Monday 27 April 2009

The loss of childhood wonder

As a young child, each of us was curious—the consummate explorer. We were open to the new, the magical, the aliveness and the wonder of life. We had no settled mis-perceptions, no mis-conceptions of reality, no expectations or paradigms to limit or prescribe our view of the world. Just curiosity and wonderment.

As we get older, all that stops. We are taught how to think and act in ways that are ‘appropriate’ for our age and the society in which we live. The fortunate ones subvert the brainwashing and find ways to allow their curiosity and wonderment to thrive. All the rest give in and allow their curiosity and sense of adventure to wither away. As Albert Einstein said, “It is a miracle that curiosity survives formal education.”
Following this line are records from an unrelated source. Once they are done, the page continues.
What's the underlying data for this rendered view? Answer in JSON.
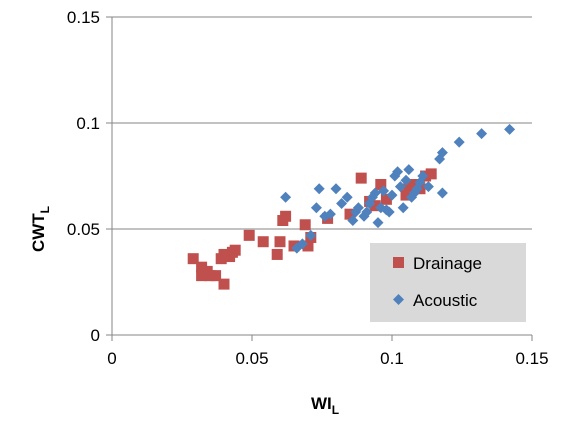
{
  "chart_data": {
    "type": "scatter",
    "title": "",
    "xlabel": {
      "main": "WI",
      "sub": "L"
    },
    "ylabel": {
      "main": "CWT",
      "sub": "L"
    },
    "xlim": [
      0,
      0.15
    ],
    "ylim": [
      0,
      0.15
    ],
    "x_ticks": [
      0,
      0.05,
      0.1,
      0.15
    ],
    "x_tick_labels": [
      "0",
      "0.05",
      "0.1",
      "0.15"
    ],
    "y_ticks": [
      0,
      0.05,
      0.1,
      0.15
    ],
    "y_tick_labels": [
      "0",
      "0.05",
      "0.1",
      "0.15"
    ],
    "grid": "horizontal",
    "legend_position": "bottom-right",
    "series": [
      {
        "name": "Drainage",
        "color": "#C0504D",
        "marker": "square",
        "points": [
          [
            0.029,
            0.036
          ],
          [
            0.032,
            0.032
          ],
          [
            0.032,
            0.028
          ],
          [
            0.034,
            0.03
          ],
          [
            0.035,
            0.028
          ],
          [
            0.037,
            0.028
          ],
          [
            0.039,
            0.036
          ],
          [
            0.04,
            0.024
          ],
          [
            0.04,
            0.038
          ],
          [
            0.042,
            0.037
          ],
          [
            0.043,
            0.039
          ],
          [
            0.044,
            0.04
          ],
          [
            0.049,
            0.047
          ],
          [
            0.054,
            0.044
          ],
          [
            0.059,
            0.038
          ],
          [
            0.06,
            0.044
          ],
          [
            0.061,
            0.054
          ],
          [
            0.062,
            0.056
          ],
          [
            0.065,
            0.042
          ],
          [
            0.069,
            0.052
          ],
          [
            0.07,
            0.042
          ],
          [
            0.071,
            0.046
          ],
          [
            0.077,
            0.055
          ],
          [
            0.085,
            0.057
          ],
          [
            0.089,
            0.074
          ],
          [
            0.092,
            0.063
          ],
          [
            0.094,
            0.061
          ],
          [
            0.096,
            0.071
          ],
          [
            0.098,
            0.064
          ],
          [
            0.105,
            0.066
          ],
          [
            0.106,
            0.07
          ],
          [
            0.108,
            0.071
          ],
          [
            0.11,
            0.069
          ],
          [
            0.112,
            0.075
          ],
          [
            0.114,
            0.076
          ]
        ]
      },
      {
        "name": "Acoustic",
        "color": "#4F81BD",
        "marker": "diamond",
        "points": [
          [
            0.062,
            0.065
          ],
          [
            0.066,
            0.041
          ],
          [
            0.068,
            0.043
          ],
          [
            0.071,
            0.047
          ],
          [
            0.073,
            0.06
          ],
          [
            0.074,
            0.069
          ],
          [
            0.076,
            0.056
          ],
          [
            0.078,
            0.057
          ],
          [
            0.08,
            0.069
          ],
          [
            0.082,
            0.062
          ],
          [
            0.084,
            0.065
          ],
          [
            0.086,
            0.054
          ],
          [
            0.087,
            0.058
          ],
          [
            0.088,
            0.06
          ],
          [
            0.09,
            0.056
          ],
          [
            0.091,
            0.058
          ],
          [
            0.092,
            0.062
          ],
          [
            0.093,
            0.065
          ],
          [
            0.094,
            0.067
          ],
          [
            0.095,
            0.053
          ],
          [
            0.096,
            0.06
          ],
          [
            0.097,
            0.068
          ],
          [
            0.098,
            0.059
          ],
          [
            0.099,
            0.058
          ],
          [
            0.1,
            0.066
          ],
          [
            0.101,
            0.075
          ],
          [
            0.102,
            0.077
          ],
          [
            0.103,
            0.07
          ],
          [
            0.104,
            0.06
          ],
          [
            0.105,
            0.073
          ],
          [
            0.106,
            0.078
          ],
          [
            0.107,
            0.065
          ],
          [
            0.108,
            0.067
          ],
          [
            0.109,
            0.069
          ],
          [
            0.11,
            0.072
          ],
          [
            0.111,
            0.075
          ],
          [
            0.113,
            0.07
          ],
          [
            0.117,
            0.083
          ],
          [
            0.118,
            0.086
          ],
          [
            0.118,
            0.067
          ],
          [
            0.124,
            0.091
          ],
          [
            0.132,
            0.095
          ],
          [
            0.142,
            0.097
          ]
        ]
      }
    ]
  }
}
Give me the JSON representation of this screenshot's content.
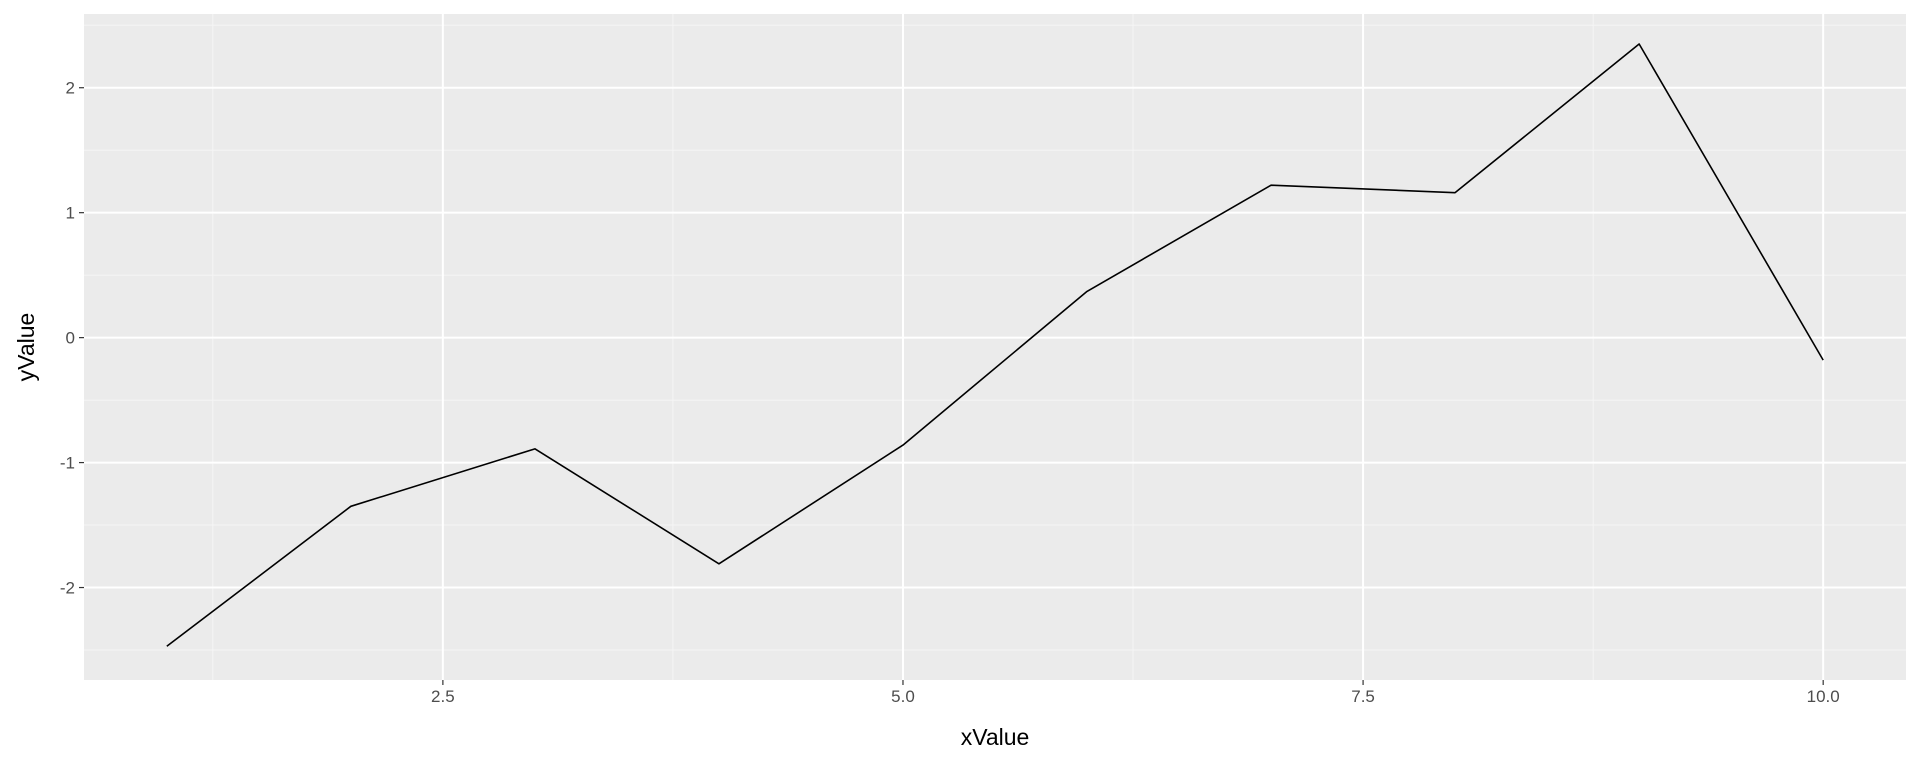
{
  "chart_data": {
    "type": "line",
    "title": "",
    "xlabel": "xValue",
    "ylabel": "yValue",
    "x": [
      1,
      2,
      3,
      4,
      5,
      6,
      7,
      8,
      9,
      10
    ],
    "series": [
      {
        "values": [
          -2.47,
          -1.35,
          -0.89,
          -1.81,
          -0.86,
          0.37,
          1.22,
          1.16,
          2.35,
          -0.18
        ]
      }
    ],
    "xlim": [
      0.55,
      10.45
    ],
    "ylim": [
      -2.74,
      2.59
    ],
    "x_ticks": [
      2.5,
      5.0,
      7.5,
      10.0
    ],
    "x_tick_labels": [
      "2.5",
      "5.0",
      "7.5",
      "10.0"
    ],
    "x_minor_ticks": [
      1.25,
      3.75,
      6.25,
      8.75
    ],
    "y_ticks": [
      2,
      1,
      0,
      -1,
      -2
    ],
    "y_tick_labels": [
      "2",
      "1",
      "0",
      "-1",
      "-2"
    ],
    "y_minor_ticks": [
      2.5,
      1.5,
      0.5,
      -0.5,
      -1.5,
      -2.5
    ],
    "grid": true,
    "legend": "none",
    "colors": {
      "panel_background": "#ebebeb",
      "grid_major": "#ffffff",
      "grid_minor": "#f5f5f5",
      "line": "#000000",
      "tick_label": "#4d4d4d",
      "tick_mark": "#333333",
      "axis_title": "#000000"
    }
  }
}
As we grow older still, we fall easily into habitual ways of living. We grow tired and slip into the comfort of a routine. We no longer choose to take risks, to look beyond the immediate and step off the well-worn path of the ‘tried and true’, the familiar, the comfortable, the safe. Ours is a culture rife with boredom: lots of repetitive activity, little curiosity. What there is in the way of curiosity is blocked by hubris—that obsessive pride based on an “I know it all” approach to life that closes down the imagination, stifles innovation and leaves us always where we have already been.

Friday 24 April 2009

The Language of Leadership

Listen carefully. Your manager is telling you how he or she sees your relationship. What we call things tells the world the hidden truth about how we think. In the world of work, the language leaders use to describe their subordinates reveals the true nature of the relationship between them—the hidden dynamic underneath any surface politeness.
Why do some leaders describe the corporation as a family? Why do others use sporting terms (“We’re a tightly-knit team”); or military jargon (“This is D-Day. We need maximum effort from everyone”); or even religious terms (“I want everyone singing from the same hymn-sheet”)?
I don’t think it’s chance. What’s in your mind unconsciously expresses itself in the words you use—something Sigmund Freud pointed to many years ago that has passed into the language as the term ‘Freudian slip’.
Some more examples of significant leadership terminology
• Macho language and sayings come naturally to macho leaders. You often hear them talking about subordinates who “can’t stand the heat” or describing their own role as “kicking butt.” They love winning, in any forum, so they slip just as easily into the terms you would expect of any ultra-competitive situation: “winning is all that matters,” “I’m only interested in results,” or “he (or she) was never a contender.”
• Command-and-control autocrats love to use fighting terminology. If you hear expressions like “being in a fire-fight,” “taking out the bad guys,” or the need to “come out swinging,” you know you have a leader whose mind sees the world as a series of fights to be won and enemies to be vanquished. To natural fighters, winners are heroes, losers are beneath contempt.
• Speed freaks betray their obsession in rapid delivery and characteristic language. They constantly urge those around them to “cut to the chase,” “hit the ground running,” “give me the bottom line,” or “expedite” things. Nothing annoys a speed freak more than being asked to be patient or take time out to listen when there is action to be attended to.
• ‘Greed freaks’ always want to talk about money and rewards. They want to know “where the leverage is” and “what’s in it for me?” They demand to be told the benefits before they will listen to anything else. Discussion bores them, but they will spend hours poring over spreadsheets and projections. They also expect everyone else to be motivated solely by cash and are bewildered when they encounter anyone who is not.
• Habitual talk of teams, liberally laced with sporting terms and analogies, reveals the leader who sees him or herself as somewhere between team captain and coach. That gives the leader license to bully or weed out ‘weak links’ in the team, throw tantrums on the sideline, shout out playing instructions all the time, expect everyone to accept that he or she knows the game better than they do, and determine the ‘game strategy’ the whole team will follow without question.
• Patriarchs (and matriarchs) describe the rest of the organization as a ‘family’ and handle them accordingly. Like genuine family relationships, this can be two-edged. For every set of loving, caring and supporting ‘parents’, there will be the demanding and dysfunctional ones who try to control every aspect of family life, use guilt as a weapon, demand obedience at all times and treat unapproved behavior as the tantrums of naughty children, to be punished ‘for their own good’. Few people can be as simultaneously cruel and sanctimonious as a domineering parent.
Habitual patterns of language reveal any leader’s assumptions and their attitudes to the supervisory relationship. What you say shows how you think. How you think determines what you do.
Since these relationships are inevitably reciprocal, macho leaders demand timid, compliant followers. To a macho leader, anyone who won’t be led is a rival and a threat. Patriarchal leaders need to see themselves as the ‘fathers’ of a business ‘family’, so anyone who opposes them is going to be treated like a naughty, rebellious child in need of a healthy dose of discipline. Autocrats need disciplined followers who react to orders with a salute and cheerfully sacrifice themselves when called upon to do so.